Now, there is an enthusiasm for reviving the practice. In fact, five bathing sites are already being studied in the capital: two on the banks of the Parc Rives de Seine (Paris Centre), one on the Marie arm (Paris Centre), one at the port of Bercy (12th arrondissement), and one on the Allée du Bord-de-l'Eau in the Bois de Boulogne (16th).
In total, about twenty potential sites spread over 16 municipalities of the Greater Paris Metropolis, bordered either by the Seine or by the Marne, have now been identified.
At the beginning of June 2023, the analyses of the water carried out on the basis of the European regulations in force gave "excellent results". Already in the summer of 2022, at the site of the future Olympic swimming events in the Seine, 91% of the daily measurements were described as good.
Still, the authorities have some work to do, and they have identified the necessary measures to be implemented in order to achieve the desired vision.
For one, the discharge of wastewater from boats has been prohibited by law.
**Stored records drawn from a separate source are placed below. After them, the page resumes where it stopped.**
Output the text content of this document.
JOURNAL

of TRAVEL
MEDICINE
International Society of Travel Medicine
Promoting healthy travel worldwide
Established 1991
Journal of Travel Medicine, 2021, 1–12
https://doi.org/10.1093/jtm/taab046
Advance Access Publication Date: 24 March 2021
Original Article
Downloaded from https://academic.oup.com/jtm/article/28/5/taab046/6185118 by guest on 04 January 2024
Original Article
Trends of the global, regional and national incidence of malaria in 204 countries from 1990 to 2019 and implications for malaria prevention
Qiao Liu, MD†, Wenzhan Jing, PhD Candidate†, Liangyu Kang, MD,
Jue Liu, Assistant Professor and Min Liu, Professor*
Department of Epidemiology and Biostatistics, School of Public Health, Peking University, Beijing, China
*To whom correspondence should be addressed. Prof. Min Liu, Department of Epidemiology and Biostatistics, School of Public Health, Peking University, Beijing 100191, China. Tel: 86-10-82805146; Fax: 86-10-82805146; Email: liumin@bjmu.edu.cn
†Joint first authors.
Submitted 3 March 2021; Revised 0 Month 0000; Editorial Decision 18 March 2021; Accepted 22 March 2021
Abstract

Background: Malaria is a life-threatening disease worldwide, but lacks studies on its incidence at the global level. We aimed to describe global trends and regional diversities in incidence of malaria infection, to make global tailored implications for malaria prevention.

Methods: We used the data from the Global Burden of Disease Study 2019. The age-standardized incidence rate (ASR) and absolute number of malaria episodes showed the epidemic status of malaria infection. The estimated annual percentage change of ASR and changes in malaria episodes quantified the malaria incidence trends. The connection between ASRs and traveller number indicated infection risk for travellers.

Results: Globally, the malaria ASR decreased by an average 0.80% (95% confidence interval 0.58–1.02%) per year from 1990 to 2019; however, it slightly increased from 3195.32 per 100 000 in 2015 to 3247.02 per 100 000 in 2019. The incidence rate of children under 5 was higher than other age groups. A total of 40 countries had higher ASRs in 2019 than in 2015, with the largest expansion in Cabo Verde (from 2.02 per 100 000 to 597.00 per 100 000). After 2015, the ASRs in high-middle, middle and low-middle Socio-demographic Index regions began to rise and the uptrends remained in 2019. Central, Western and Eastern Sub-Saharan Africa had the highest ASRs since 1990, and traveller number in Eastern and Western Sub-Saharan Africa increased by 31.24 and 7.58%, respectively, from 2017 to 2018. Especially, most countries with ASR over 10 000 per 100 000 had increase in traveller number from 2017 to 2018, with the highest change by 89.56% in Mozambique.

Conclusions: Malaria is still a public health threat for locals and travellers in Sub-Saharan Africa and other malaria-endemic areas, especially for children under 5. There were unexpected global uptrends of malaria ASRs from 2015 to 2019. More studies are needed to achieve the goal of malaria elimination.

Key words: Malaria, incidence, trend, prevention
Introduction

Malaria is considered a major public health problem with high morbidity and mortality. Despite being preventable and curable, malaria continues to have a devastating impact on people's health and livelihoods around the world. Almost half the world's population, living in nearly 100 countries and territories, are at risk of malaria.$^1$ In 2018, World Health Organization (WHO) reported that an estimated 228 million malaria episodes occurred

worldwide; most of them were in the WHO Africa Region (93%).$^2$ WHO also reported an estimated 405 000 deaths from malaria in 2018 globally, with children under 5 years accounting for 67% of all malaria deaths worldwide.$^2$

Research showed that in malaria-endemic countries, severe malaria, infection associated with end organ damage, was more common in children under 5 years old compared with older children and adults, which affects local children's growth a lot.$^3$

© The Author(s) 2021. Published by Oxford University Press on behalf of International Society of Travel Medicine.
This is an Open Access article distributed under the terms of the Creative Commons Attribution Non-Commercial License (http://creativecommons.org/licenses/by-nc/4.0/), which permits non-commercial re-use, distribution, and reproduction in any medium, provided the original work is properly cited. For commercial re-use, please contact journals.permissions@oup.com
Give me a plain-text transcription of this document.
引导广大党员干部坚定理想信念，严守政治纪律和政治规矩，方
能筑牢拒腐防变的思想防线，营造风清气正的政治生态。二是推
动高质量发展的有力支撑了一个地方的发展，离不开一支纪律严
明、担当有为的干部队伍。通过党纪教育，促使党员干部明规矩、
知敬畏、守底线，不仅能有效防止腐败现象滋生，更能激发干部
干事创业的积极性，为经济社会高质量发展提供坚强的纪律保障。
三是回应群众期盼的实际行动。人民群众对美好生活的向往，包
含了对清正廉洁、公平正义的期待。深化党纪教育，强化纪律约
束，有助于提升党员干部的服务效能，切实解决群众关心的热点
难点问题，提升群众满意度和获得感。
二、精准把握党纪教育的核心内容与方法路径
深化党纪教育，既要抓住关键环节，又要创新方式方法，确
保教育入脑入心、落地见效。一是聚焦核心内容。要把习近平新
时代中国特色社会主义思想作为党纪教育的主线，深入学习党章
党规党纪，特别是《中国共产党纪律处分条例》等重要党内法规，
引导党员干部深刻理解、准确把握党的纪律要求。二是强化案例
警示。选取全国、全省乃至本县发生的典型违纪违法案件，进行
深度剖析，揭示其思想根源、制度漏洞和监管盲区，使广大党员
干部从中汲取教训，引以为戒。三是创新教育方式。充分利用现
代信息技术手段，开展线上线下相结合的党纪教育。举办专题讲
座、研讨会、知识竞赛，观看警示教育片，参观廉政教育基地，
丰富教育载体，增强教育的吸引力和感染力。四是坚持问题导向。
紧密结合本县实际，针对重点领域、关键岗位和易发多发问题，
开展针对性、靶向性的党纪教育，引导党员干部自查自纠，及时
What’s more, the ports must feature connection facilities for the discharge of said wastewater.
The wastewater plants at Valenton (Val-de-Marne) and Noisy-le-Grand (Seine-Saint-Denis) will be equipped with systems to clean up water discharged into the natural environment.
Greater vegetation density will be promoted along the river so that rainwater runoff will flow into the ground in a natural way.
And it’s not just a question of measurements. The fact is that some 40 years ago, the Seine was so polluted that only two species survived in it. Today, there are more than thirty types of fish that call the Parisian stretch of the river their habitat.